The intraguild interaction can stabilize the population of mycoparasites and provide better control or suppression of coffee rust in the long term, says Stacy Philpott , a professor at the University of California at Santa Cruz who specializes in agroecology, biodiversity and biological control of coffee diseases.
“This could be an important ecological role played by the snail,” says Philpott, who did not participate in this study. His laboratory has witnessed a similar intraguild relationship for the protection of coffee through interactions between ants and two insects that feed on plants: aphids and mealybugs.
Cochineal insects and aphids feed on coffee leaves. Ants, in turn, collect the sugar excreted by these insects and protect them from other predators. Although the relationship may seem harmful to the coffee tree and farmers often confuse these insects with diseases, ants are often aggressive with other, more harmful herbivores, and, in the end, their relationship is beneficial to the plant.
The irony of garden snails that provide an agricultural service by eating rust on coffee leaves is that the snail itself is considered a critical agricultural disease, which devastates citrus crops, vineyards, vegetable, cabbage and mustard plantations. -Brown all over the world. For this reason, among others, the researchers interviewed for this article recommended great caution when exploring the use of invasive snails as a biological disease control agent.

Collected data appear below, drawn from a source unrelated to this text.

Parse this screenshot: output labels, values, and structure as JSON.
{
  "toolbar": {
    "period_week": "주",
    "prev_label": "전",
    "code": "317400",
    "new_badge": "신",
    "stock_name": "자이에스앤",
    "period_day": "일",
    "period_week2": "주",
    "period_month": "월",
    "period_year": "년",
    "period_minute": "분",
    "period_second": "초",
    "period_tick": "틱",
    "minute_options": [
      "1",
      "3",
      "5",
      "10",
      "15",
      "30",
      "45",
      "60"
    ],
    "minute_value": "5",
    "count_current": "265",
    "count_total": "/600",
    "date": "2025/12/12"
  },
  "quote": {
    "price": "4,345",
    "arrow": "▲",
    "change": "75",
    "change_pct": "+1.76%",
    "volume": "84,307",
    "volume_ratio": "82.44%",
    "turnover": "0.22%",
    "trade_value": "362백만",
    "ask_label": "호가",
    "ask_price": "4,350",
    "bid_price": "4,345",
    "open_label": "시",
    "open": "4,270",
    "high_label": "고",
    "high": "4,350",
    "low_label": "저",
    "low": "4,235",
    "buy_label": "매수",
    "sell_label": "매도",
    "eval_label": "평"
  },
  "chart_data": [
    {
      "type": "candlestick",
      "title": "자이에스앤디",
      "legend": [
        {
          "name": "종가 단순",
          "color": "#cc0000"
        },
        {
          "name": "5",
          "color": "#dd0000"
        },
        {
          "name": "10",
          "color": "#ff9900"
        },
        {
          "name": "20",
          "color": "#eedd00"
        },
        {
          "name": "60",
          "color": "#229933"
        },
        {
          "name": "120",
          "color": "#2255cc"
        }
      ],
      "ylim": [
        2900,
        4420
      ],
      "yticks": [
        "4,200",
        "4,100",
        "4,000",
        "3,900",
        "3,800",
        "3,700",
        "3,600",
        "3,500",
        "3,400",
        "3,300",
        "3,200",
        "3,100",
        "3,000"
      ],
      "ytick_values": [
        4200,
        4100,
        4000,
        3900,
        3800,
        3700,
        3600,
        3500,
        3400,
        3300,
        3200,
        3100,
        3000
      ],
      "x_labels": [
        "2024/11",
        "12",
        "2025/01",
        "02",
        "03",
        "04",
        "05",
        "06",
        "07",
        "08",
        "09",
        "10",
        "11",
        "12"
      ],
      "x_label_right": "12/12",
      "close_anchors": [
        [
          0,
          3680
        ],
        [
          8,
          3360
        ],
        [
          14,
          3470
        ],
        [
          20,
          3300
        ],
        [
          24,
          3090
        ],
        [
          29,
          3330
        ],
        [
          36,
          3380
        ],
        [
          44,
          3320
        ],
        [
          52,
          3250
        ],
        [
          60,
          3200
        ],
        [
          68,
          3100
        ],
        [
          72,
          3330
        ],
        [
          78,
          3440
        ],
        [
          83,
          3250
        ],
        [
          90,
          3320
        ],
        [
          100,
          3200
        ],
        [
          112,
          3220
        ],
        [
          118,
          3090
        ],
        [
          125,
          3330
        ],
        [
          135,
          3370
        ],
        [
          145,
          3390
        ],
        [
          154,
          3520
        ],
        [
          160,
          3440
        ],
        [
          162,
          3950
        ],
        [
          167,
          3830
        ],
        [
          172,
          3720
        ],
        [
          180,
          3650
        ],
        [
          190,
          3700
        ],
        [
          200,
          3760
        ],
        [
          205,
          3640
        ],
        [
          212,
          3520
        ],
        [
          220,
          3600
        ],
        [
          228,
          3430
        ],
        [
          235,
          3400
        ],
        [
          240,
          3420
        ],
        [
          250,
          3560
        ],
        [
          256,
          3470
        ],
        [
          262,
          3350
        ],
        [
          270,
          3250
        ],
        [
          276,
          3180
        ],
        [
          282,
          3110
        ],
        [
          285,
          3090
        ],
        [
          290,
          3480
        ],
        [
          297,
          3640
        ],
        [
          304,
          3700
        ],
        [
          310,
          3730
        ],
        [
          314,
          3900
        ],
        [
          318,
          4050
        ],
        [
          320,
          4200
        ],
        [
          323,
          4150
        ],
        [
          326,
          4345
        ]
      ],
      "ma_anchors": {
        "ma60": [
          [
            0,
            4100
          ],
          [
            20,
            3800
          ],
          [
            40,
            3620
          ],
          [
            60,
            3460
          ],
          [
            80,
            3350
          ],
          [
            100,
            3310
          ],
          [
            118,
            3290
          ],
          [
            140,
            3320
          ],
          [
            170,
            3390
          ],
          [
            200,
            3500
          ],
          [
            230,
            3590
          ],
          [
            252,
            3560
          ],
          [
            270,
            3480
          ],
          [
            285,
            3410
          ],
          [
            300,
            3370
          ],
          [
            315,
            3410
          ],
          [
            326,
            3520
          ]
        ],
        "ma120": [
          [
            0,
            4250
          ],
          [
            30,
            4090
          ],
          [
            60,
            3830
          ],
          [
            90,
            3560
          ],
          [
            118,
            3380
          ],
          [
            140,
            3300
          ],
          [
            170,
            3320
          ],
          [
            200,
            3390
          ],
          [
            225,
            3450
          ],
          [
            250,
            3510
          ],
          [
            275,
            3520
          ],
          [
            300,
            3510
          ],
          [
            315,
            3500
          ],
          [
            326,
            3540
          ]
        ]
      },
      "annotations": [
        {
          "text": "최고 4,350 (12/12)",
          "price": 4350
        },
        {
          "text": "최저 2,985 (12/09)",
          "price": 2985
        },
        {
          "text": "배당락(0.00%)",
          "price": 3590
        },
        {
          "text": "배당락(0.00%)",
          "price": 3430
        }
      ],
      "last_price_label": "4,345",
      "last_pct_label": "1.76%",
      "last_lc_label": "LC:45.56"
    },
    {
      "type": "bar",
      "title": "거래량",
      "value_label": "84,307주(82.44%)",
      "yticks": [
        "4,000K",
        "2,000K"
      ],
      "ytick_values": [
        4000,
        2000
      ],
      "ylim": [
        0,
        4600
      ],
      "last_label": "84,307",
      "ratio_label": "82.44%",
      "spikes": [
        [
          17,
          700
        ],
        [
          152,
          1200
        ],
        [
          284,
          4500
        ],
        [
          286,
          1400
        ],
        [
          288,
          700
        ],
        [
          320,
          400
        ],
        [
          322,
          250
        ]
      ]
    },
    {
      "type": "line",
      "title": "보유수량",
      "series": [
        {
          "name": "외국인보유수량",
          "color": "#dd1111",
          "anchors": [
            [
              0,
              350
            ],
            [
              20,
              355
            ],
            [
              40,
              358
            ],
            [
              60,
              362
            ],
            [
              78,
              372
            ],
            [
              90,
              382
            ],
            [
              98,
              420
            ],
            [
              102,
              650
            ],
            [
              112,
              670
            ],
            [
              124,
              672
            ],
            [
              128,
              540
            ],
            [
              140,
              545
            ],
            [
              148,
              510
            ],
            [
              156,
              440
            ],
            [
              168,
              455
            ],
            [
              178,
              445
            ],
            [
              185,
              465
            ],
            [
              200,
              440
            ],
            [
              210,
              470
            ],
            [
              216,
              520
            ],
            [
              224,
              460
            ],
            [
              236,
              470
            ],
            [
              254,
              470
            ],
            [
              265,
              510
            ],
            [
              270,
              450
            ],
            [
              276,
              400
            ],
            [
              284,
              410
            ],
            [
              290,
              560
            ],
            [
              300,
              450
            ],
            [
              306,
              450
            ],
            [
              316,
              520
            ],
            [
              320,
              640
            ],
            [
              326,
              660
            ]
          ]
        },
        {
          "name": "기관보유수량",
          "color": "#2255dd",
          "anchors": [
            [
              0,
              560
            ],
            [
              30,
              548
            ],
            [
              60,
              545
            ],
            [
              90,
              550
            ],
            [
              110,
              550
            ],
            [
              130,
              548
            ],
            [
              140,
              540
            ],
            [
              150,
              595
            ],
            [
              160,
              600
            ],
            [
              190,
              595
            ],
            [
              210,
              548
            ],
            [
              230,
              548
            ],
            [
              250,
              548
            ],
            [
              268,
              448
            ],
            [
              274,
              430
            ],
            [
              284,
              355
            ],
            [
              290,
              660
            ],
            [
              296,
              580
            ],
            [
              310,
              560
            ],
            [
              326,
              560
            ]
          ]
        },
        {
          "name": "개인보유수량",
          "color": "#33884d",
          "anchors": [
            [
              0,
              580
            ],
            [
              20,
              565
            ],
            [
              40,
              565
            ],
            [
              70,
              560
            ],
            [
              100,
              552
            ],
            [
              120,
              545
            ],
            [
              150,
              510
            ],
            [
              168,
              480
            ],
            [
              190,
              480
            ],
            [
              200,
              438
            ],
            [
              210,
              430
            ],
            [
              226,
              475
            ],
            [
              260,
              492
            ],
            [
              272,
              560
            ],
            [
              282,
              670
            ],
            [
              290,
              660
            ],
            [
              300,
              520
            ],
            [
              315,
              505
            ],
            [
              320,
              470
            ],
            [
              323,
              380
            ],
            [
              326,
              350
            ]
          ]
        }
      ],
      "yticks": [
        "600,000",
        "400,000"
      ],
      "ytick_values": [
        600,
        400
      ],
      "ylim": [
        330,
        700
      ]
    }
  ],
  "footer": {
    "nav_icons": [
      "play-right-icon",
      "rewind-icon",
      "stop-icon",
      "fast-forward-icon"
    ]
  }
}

At the moment, little is known about how garden snails can affect the ecosystem. For example, the snail eats mycoparasites along with rust, but what if it consumes a large amount? Could it allow the rust to grow faster and spread to larger areas than before, destabilizing the coffee plantation ecosystem?
“Classic approaches to disease control often fail to consider this complexity, causing major natural disasters,” said Estelí Jiménez-Soto , an agroecologist at the University of California at Santa Cruz, who has conducted extensive research on biological control measures and coffee culture . It is also unclear whether this intraguild predation could be applied as a biological control throughout Puerto Rico or even outside the island.
Hajian-Forooshani says that more field research will be conducted to assess whether the consumption of coffee rust by gastropods is widespread in rural properties on the island and throughout Latin America.
During their last visit to Puerto Rico, the researchers noticed some other slugs, not yet identified, with what appeared to be coffee rust spores inside and which also left bright orange droppings. There is a possibility that coffee rust is more widely consumed by gastropods than previously believed and that this phenomenon has simply gone unnoticed by the scientific community until now.
Another important question is whether the rust spores consumed by snails remain viable after being excreted. If spores can survive and spread, snail predation may be of little use to coffee growers (and coffee lovers).
However, if this discovery results in a viable form of biological disease control, it would certainly be welcome. Other rust control methods need to be constantly adjusted to keep up with the fungus’ increased resistance to pesticides and fungicides. This is where snails could offer an advantage.
“It would be difficult to develop resistance in return for being eaten,” says Hajian-Forooshani.